Das Platzen einer Hauspreisblase ist dabei so ungefähr das Schlimmste, was einer Volkswirtschaft passieren kann. Wenn die Immobilienbesitzer feststellen, dass der Wert ihres Hauses verfällt, konsumieren sie weniger. Und wenn sie ihre Kredite nicht mehr bedienen können, reißen sie Löcher in die Bilanzen der Banken, und die Geldversorgung der Wirtschaft kollabiert. Der Zusammenbruch des Häusermarkts bescherte den USA die schwerste Konjunkturkrise der Nachkriegszeit.

Der Berliner Makler Klaus Fuchs, ein Ein-Mann-Unternehmer, gehört zu den Skeptikern, auch er will seinen echten Namen nicht nennen. Fuchs hat sich auf Mietshäuser spezialisiert. Unter seinen Kunden sind Investoren, die ihr Geld zuvor in den USA und Großbritannien angelegt hatten, Leute, die auf Berlin gestoßen sind, weil es hier noch günstig war. Mittlerweile seien die Preise aber zu hoch, findet Fuchs. Gerade Ausländer, die den Markt nicht kennen, würden zu teuer kaufen. "Als Makler lebt man von den Dummen", sagt er, "aber die habe ich nicht unter meinen Kunden."

Auch in Deutschland beginnt der Boom also den Boom zu nähren. Was die Lage dabei so brisant macht, ist die Tatsache, dass die Bundesrepublik einer Währungsunion angehört: Normalerweise wird die Notenbank aktiv, wenn die Wirtschaft heiß läuft. Erhöht sie die Zinsen, wird der Hauskauf weniger attraktiv. Nur hat Deutschland keine eigene Notenbank mehr. Die Europäische Zentralbank ist für den gesamten Währungsraum zuständig – und während die Wirtschaft hierzulande kräftig wächst, schrumpft sie in Italien und Spanien, wo die Furcht vor neuem Ungemach zu Wochenbeginn wieder einmal die Börsen abstürzen ließ.

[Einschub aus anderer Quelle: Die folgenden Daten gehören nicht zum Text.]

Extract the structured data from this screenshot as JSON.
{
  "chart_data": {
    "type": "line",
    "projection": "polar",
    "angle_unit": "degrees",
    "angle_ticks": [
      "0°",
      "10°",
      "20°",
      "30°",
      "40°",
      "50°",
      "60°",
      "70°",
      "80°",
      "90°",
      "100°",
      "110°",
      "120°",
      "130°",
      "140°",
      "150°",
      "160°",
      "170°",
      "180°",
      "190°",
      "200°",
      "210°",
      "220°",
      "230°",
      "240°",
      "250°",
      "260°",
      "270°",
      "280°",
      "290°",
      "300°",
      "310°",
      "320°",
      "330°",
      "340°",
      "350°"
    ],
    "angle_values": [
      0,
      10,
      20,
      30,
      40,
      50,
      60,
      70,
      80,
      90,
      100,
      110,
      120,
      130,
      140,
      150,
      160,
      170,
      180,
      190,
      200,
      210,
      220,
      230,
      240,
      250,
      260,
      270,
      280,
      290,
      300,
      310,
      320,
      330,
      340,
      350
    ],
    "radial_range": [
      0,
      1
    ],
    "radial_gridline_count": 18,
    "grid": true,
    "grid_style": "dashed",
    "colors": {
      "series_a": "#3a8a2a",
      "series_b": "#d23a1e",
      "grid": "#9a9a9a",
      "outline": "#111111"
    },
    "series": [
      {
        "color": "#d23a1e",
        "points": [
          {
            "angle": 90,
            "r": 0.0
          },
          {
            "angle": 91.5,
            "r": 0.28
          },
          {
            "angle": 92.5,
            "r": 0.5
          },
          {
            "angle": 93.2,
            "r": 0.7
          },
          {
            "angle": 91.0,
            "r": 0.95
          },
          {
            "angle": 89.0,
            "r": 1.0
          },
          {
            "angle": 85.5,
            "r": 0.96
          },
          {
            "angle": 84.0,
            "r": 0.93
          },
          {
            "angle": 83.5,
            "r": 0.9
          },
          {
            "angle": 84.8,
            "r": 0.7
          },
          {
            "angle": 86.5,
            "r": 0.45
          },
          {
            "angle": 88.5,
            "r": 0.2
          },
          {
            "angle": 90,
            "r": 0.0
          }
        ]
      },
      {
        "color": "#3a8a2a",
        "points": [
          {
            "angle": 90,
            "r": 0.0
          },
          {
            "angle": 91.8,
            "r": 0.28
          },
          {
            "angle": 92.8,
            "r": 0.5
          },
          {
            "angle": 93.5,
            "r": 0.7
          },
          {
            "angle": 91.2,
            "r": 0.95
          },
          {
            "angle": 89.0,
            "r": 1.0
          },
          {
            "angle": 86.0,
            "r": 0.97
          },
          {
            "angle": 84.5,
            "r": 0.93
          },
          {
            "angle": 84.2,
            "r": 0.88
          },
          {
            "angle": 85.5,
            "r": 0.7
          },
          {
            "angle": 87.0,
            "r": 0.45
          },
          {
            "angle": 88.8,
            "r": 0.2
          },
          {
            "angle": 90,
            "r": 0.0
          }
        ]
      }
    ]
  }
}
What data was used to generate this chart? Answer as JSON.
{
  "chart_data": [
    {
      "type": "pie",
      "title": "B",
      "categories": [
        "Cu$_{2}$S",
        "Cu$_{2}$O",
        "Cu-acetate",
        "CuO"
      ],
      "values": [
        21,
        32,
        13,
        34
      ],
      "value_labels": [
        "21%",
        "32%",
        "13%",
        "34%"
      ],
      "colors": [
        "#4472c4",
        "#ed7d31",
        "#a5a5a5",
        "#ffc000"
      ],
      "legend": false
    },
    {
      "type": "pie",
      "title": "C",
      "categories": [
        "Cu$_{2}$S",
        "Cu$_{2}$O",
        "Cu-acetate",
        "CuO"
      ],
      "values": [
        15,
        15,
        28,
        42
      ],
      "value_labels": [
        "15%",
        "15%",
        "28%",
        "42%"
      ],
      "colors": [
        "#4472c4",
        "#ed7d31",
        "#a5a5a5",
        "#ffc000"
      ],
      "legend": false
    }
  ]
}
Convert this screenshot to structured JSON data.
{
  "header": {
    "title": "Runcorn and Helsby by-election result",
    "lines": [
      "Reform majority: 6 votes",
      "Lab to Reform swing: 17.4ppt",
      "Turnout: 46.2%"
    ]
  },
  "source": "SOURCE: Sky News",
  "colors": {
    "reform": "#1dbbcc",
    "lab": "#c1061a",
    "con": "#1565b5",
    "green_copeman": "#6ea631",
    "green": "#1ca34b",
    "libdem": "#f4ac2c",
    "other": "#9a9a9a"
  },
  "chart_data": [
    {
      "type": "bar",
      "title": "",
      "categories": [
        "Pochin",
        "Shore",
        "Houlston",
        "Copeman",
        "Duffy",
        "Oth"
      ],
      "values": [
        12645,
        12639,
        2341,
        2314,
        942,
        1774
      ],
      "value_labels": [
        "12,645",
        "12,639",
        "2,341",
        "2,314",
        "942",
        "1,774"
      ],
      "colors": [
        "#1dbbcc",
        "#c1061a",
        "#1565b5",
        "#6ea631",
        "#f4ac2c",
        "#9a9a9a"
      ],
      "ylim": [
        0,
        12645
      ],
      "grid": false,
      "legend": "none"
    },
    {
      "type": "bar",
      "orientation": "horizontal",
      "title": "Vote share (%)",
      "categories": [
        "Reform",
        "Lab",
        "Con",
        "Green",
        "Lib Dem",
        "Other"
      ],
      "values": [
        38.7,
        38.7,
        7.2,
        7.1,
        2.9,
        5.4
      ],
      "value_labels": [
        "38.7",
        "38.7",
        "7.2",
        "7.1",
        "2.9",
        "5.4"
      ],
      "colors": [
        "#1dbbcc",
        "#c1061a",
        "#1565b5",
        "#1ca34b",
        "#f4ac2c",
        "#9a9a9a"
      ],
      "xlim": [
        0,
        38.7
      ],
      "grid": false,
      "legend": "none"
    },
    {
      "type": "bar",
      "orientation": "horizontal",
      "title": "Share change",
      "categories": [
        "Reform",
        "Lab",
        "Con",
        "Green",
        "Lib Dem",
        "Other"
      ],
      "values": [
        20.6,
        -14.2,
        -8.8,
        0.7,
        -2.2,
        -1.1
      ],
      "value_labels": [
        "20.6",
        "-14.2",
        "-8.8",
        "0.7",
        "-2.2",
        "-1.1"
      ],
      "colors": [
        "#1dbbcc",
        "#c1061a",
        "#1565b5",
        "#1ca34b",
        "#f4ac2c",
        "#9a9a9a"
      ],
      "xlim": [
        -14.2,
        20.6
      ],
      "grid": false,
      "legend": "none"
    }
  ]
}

Der Süden Europas bräuchte also womöglich noch niedrigere Zinsen, Deutschland mit Sicherheit höhere. Das geht aber nicht, weil die EZB nur einen Ausleihsatz für alle Euro-Staaten festlegen kann. Dabei orientiert sie sich am Durchschnitt – und befeuert damit den hiesigen Boom.

Die Währungshüter haben das Problem erkannt, und so sollen die nationalen Aufsichtsbehörden in den von der Überhitzung bedrohten Staaten künftig gezielt die Kreditvergabe ihrer Banken drosseln, damit diese zum Beispiel weniger Immobiliendarlehen gewähren können.

In Deutschland wird das ein neuer "Ausschuss für Finanzstabilität" übernehmen, dem die Bundesbank und die Finanzaufsicht BaFin angehören – so steht es in einem Gesetzentwurf, der der ZEIT vorliegt und den das Kabinett Ende des Monats verabschieden will. Auftrag des Gremiums ist es, "frühzeitig vor Gefahren für die Finanzstabilität zu warnen und Empfehlungen an zuständige nationale Stellen zu ihrer Beseitigung auszusprechen". Doch die neuen Instrumente sind noch nie zum Einsatz gekommen. Niemand weiß, wie sie wirken – und ob die Behörden den Mut haben werden, Bürgern den Kredithahn zuzudrehen, wenn es ernst wird. Denn solange es aufwärtsgeht, lebt es sich in einer Spekulationsblase ja ganz gut.

Die Amerikaner haben fast eine Dekade lang gefeiert, bevor der große Absturz kam.